PROBABILITY HISTOGRAMS AND THE NORMAL CURVE

This section talks about the number of heads in many tosses of a coin. We already know (Chapter 15, the binomial formula) how to calculate the probability histogram for the number of heads. For example, the chance of exactly 40 heads in 100 tosses is (100!/40!60!)(1/2)^100. S-Plus has a built-in function dbinom() to do these calculations. The chance of exactly 40 heads in 100 tosses is dbinom(40,100,.5) Try it.

dbinom ( 40, 100, .5 )

Now suppose we want to make a histogram like Figure 3 on page 315. On the x-axis are the numbers from 35 to 65. Instead of calculating the chance for each of them separately, dbinom will do them all at once.

numbers _ 35:64
probs _ dbinom(numbers,100,.5)
barplot ( probs, widths=numbers, histo=T, names=as.character(numbers) )

Let's recreate the histograms in Figure 4 on page 316. We won't go to the trouble of adding the Normal curves to the plots.

par ( mfrow=c(3,1) )

numbers _ 35:64
probs _ dbinom(numbers,100,.5)
barplot ( probs, widths=numbers, histo=T, names=as.character(numbers) )

numbers _ 170:230
probs _ dbinom(numbers,400,.5)
barplot ( probs, widths=numbers, histo=T, names=as.character(numbers) )

numbers _ 405:495
probs _ dbinom(numbers,900,.5)
barplot ( probs, widths=numbers, histo=T, names=as.character(numbers) )

We can do something similar for Figure 6 on page 320. The difference is that we want to draw from a box with nine 0's and one 1. That's like saying the chance of Heads is 0.1. Here's how to do it.

par ( mfrow=c(3,1) )

numbers _ 0:7
probs _ dbinom(numbers,25,.1)
barplot ( probs, widths=numbers, histo=T, names=as.character(numbers) )

numbers _ 1:19
probs _ dbinom(numbers,100,.1)
barplot ( probs, widths=numbers, histo=T, names=as.character(numbers) )

numbers _ 22:58
probs _ dbinom(numbers,400,.1)
barplot ( probs, widths=numbers, histo=T, names=as.character(numbers) )

Figure 9 is trickier because the box has more than just 0's and 1's in it. We want to draw many times from a box with one 1, one 2 and one 9 and keep track of the sum. We'll use the sample() function to draw from the box. For example:

tickets _ c(1,2,9)
sample ( tickets, 25, replace=T )

gives us 25 draws from the box. If we sum those 25 draws, and repeat the process 10000 times, we'll have the top panel of Figure 9.

total _ rep(NA,10000)
for ( i in 1:10000 )
total[i] _ sum ( sample ( tickets, 25, replace=T ) )
hist(total,breaks=seq(min(total)-.5, max(total)+.5, by=1))

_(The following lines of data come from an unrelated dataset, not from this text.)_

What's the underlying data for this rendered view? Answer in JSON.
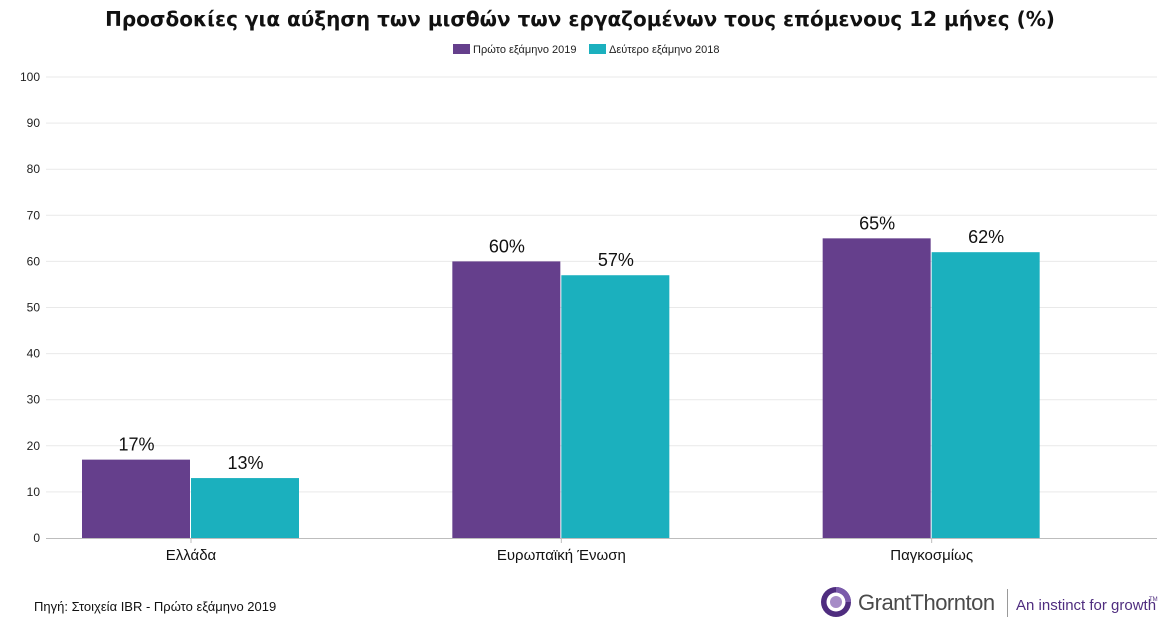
{
  "chart_data": {
    "type": "bar",
    "title": "Προσδοκίες για αύξηση των μισθών των εργαζομένων τους επόμενους 12 μήνες (%)",
    "categories": [
      "Ελλάδα",
      "Ευρωπαϊκή Ένωση",
      "Παγκοσμίως"
    ],
    "series": [
      {
        "name": "Πρώτο εξάμηνο 2019",
        "values": [
          17,
          60,
          65
        ],
        "color": "#653F8C"
      },
      {
        "name": "Δεύτερο εξάμηνο 2018",
        "values": [
          13,
          57,
          62
        ],
        "color": "#1BB0BE"
      }
    ],
    "data_labels": [
      [
        "17%",
        "60%",
        "65%"
      ],
      [
        "13%",
        "57%",
        "62%"
      ]
    ],
    "yticks": [
      "0",
      "10",
      "20",
      "30",
      "40",
      "50",
      "60",
      "70",
      "80",
      "90",
      "100"
    ],
    "ylim": [
      0,
      100
    ],
    "grid": true,
    "legend_position": "top-center"
  },
  "footer": {
    "source": "Πηγή: Στοιχεία IBR - Πρώτο εξάμηνο 2019"
  },
  "logo": {
    "brand": "GrantThornton",
    "tagline": "An instinct for growth",
    "trademark": "TM",
    "color": "#4F2D7F"
  }
}
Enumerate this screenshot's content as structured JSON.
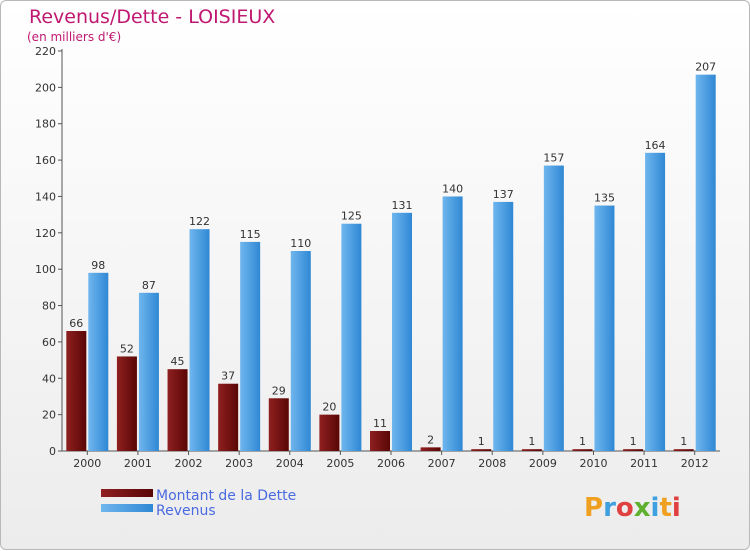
{
  "chart_data": {
    "type": "bar",
    "title": "Revenus/Dette - LOISIEUX",
    "subtitle": "(en milliers d'€)",
    "categories": [
      "2000",
      "2001",
      "2002",
      "2003",
      "2004",
      "2005",
      "2006",
      "2007",
      "2008",
      "2009",
      "2010",
      "2011",
      "2012"
    ],
    "series": [
      {
        "name": "Montant de la Dette",
        "color": "#7a1010",
        "values": [
          66,
          52,
          45,
          37,
          29,
          20,
          11,
          2,
          1,
          1,
          1,
          1,
          1
        ]
      },
      {
        "name": "Revenus",
        "color": "#3f98e0",
        "values": [
          98,
          87,
          122,
          115,
          110,
          125,
          131,
          140,
          137,
          157,
          135,
          164,
          207
        ]
      }
    ],
    "ylim": [
      0,
      220
    ],
    "yticks": [
      0,
      20,
      40,
      60,
      80,
      100,
      120,
      140,
      160,
      180,
      200,
      220
    ],
    "grid": false,
    "legend": "bottom-left"
  },
  "logo": {
    "letters": [
      "P",
      "r",
      "o",
      "x",
      "i",
      "t",
      "i"
    ],
    "colors": [
      "#f0a020",
      "#3fa0e0",
      "#e04040",
      "#60b030",
      "#3fa0e0",
      "#f0a020",
      "#e04040"
    ]
  }
}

A subtle point is that the top panel of Figure 9 is a probability histogram, but we have not calculated a histogram. Instead, we've plotted a histogram of 10,000 sums of 25 draws. Our histogram is an approximation to the probability histogram. Why? Because empirical histograms converge to probability histograms as the number of repetitions gets large. That's the law of averages.

Can you figure out how to mimic Figure 10 on your own?